“关系好吗?”
“一般。”
“一般人家会来接你?”
南宫青没回答。马车拐进一条巷子,停在一扇黑漆大门前。门楣上挂着一块匾,写着“沈府”两个金字。门口蹲着两尊石狮子,比别家的大一圈,一看就是大户人家。
不等南宫青下车,门就开了。一个穿宝蓝色长衫的年轻人从里面快步走出来,二十三四岁的样子,面容俊朗,眉眼间带着笑意,浑身上下透着一股“我不缺钱”的气场。
“南宫兄!”他老远就拱手,声音洪亮得整条巷子都听得见,“可把你盼来了!接到你的信,我高兴得三天没睡好觉!”
南宫青下了车,还了半礼。“之初,好久不见。”
“三年了!”沈之初走过来,上下打量了南宫青一番,“你还是老样子,冷冰冰的,跟块千年寒冰似的。”他拍了拍南宫青的肩膀,完全不介意对方身上的冷气。
颜浅从车辕上跳下来,站在南宫青身后。沈之初的目光落在他身上,顿了一下。
“这位是?”
“颜浅。我徒弟。”
沈之初盯着颜浅看了两秒,忽然笑了。“徒弟?南宫兄,你什么时候收了个这么好看的徒弟?江湖上传闻的圣体’,就是你吧?”
颜浅愣了一下。“你听说了?”
沈之初笑眯眯地说,“自然…”
“…”
沈之初倒是自来熟,伸手就要揽颜浅的肩膀。“走走走,先进去。一路辛苦,给你们接风。”

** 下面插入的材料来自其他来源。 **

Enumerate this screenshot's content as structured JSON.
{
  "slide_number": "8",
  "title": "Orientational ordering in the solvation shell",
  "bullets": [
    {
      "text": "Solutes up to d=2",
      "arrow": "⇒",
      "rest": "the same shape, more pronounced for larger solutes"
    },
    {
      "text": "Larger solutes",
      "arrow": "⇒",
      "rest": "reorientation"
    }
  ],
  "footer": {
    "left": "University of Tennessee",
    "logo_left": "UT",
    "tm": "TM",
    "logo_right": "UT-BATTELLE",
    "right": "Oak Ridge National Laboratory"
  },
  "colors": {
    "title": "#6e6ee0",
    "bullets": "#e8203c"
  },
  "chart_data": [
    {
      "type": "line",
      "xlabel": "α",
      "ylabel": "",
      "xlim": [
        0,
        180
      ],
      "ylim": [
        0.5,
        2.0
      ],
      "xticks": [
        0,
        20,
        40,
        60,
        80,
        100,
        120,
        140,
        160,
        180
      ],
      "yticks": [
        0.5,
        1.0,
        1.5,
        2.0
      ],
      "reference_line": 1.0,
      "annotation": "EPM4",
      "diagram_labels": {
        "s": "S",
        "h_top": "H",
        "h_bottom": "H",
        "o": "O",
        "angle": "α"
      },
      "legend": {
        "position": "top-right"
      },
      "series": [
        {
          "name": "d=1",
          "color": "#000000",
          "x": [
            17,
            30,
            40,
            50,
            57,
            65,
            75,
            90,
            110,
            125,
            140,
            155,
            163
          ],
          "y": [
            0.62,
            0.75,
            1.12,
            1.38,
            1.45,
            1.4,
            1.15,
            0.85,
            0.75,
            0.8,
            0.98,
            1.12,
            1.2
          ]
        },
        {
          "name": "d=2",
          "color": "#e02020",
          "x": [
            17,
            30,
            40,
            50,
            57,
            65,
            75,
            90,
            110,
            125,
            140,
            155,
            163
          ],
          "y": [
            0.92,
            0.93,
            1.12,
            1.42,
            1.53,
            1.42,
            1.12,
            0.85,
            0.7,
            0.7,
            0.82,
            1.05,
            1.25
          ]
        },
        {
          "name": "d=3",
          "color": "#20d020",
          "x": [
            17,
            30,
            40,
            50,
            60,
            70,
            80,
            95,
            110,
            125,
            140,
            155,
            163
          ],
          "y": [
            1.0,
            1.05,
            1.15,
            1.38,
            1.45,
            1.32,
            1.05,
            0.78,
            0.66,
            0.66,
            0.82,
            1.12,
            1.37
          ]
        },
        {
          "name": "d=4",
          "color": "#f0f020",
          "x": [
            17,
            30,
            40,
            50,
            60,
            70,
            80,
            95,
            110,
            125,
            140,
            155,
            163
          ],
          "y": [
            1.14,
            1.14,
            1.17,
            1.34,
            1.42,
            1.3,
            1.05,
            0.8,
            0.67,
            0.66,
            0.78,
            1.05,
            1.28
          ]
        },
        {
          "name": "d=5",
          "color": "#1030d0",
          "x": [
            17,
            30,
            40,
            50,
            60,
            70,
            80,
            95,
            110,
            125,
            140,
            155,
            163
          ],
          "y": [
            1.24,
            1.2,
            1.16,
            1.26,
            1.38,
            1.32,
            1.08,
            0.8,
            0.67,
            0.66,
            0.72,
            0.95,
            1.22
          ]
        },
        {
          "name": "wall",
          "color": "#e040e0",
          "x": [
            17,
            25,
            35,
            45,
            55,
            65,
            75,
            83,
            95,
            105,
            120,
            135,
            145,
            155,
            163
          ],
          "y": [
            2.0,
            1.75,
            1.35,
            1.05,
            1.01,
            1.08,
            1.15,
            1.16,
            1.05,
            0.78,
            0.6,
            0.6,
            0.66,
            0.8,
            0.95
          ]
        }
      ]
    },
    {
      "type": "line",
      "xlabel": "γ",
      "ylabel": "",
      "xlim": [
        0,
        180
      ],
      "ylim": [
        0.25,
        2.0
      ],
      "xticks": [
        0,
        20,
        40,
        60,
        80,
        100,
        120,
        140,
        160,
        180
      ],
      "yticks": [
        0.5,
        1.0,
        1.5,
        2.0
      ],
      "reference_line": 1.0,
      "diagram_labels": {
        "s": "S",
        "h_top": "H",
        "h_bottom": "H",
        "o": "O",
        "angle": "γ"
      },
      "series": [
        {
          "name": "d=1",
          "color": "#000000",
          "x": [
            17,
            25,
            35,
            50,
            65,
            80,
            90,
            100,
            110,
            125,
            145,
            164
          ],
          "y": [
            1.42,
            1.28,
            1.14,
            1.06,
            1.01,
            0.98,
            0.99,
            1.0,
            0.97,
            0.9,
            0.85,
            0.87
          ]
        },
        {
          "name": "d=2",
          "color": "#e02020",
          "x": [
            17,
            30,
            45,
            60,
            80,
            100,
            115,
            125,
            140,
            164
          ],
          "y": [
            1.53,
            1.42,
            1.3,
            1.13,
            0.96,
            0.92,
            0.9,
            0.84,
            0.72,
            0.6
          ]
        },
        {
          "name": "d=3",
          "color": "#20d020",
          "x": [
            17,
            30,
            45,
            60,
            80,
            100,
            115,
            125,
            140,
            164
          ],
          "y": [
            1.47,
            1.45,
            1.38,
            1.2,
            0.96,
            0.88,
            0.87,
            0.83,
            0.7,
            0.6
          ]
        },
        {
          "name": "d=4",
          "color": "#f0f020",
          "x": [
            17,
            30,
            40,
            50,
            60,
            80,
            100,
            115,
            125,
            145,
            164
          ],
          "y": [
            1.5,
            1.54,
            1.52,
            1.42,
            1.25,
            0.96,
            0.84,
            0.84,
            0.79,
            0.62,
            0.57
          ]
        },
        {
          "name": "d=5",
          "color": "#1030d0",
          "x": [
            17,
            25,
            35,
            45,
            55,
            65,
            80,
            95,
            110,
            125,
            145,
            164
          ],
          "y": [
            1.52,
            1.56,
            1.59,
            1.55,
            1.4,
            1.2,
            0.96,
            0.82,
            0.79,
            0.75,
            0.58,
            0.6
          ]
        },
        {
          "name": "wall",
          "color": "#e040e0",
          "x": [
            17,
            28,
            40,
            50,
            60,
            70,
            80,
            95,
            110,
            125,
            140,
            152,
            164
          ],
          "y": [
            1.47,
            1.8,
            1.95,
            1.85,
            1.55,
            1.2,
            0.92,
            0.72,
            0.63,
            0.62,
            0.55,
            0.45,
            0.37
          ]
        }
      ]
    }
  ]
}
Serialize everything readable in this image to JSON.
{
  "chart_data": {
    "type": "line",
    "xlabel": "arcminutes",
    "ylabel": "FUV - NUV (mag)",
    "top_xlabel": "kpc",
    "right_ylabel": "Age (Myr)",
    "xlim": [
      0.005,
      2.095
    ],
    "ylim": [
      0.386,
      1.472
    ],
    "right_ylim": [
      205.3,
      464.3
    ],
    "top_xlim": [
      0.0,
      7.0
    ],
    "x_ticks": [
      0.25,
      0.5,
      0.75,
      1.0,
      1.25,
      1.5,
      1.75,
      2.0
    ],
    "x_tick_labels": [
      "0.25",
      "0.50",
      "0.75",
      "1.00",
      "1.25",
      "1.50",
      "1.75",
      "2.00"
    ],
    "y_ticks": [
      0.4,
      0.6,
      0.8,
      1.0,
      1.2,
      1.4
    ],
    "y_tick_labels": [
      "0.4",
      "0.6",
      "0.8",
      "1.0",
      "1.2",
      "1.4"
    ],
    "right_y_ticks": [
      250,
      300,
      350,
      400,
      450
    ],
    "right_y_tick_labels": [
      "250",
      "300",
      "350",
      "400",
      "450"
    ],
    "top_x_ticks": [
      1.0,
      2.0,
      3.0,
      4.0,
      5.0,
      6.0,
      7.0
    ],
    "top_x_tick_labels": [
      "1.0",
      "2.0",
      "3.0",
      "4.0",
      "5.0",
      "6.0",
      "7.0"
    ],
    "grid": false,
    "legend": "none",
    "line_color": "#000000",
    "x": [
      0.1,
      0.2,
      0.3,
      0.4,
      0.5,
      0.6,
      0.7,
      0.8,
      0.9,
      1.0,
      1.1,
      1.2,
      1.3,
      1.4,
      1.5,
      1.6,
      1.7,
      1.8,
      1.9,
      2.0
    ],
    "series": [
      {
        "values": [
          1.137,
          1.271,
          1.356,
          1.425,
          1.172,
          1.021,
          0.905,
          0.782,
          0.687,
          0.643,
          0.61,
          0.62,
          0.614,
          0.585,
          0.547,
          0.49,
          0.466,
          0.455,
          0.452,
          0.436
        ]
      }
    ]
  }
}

他的手还没碰到颜浅,就被南宫青挡开了。动作很轻,像是随手拨了一下,但沈之初的手就偏了半寸,落在了空处。
沈之初看了看自己被拨开的手,又看了看南宫青,笑了。“行行行,不碰。你的人,我知道了。”
颜浅的耳朵更红了。南宫青面无表情,像什么都没发生。
沈之初把两人领进府里,穿过影壁、游廊、花园,七拐八拐,到了一处独立的院子。院子不大,但精致。假山、鱼池、几竿翠竹,墙角种着一棵桂花树,正是开花的时候,满院甜香。
“这院子专门给你们留的,两间卧房,一间书房,清净。”沈之初推开正房的门,“看看,缺什么跟我说。”
屋子收拾得很干净,床帐被褥都是新的,桌上摆着一瓶插花,案上放着茶具。窗户正对着院子里的鱼池,能看见锦鲤在水里游。
南宫青扫了一眼。“够了。”
沈之初拍了拍手,丫鬟端上来茶点。碧螺春、桂花糕、松子糖,摆了满满一桌。
“先歇着,晚上给你们接风。”沈之初端起茶杯,“南宫兄,你我三年没见,今晚不醉不归。”
南宫青端起茶杯,沾了沾唇。“我不喝酒。”
“不喝酒?那喝什么?”
“茶。”
沈之初笑了。“行,茶就茶。你喝什么我陪什么。”他转头看颜浅,“颜公子呢?喝酒吗?”
“喝一点。”颜浅说。
“好!总算有个能喝的了。”沈之初拍了一下大腿。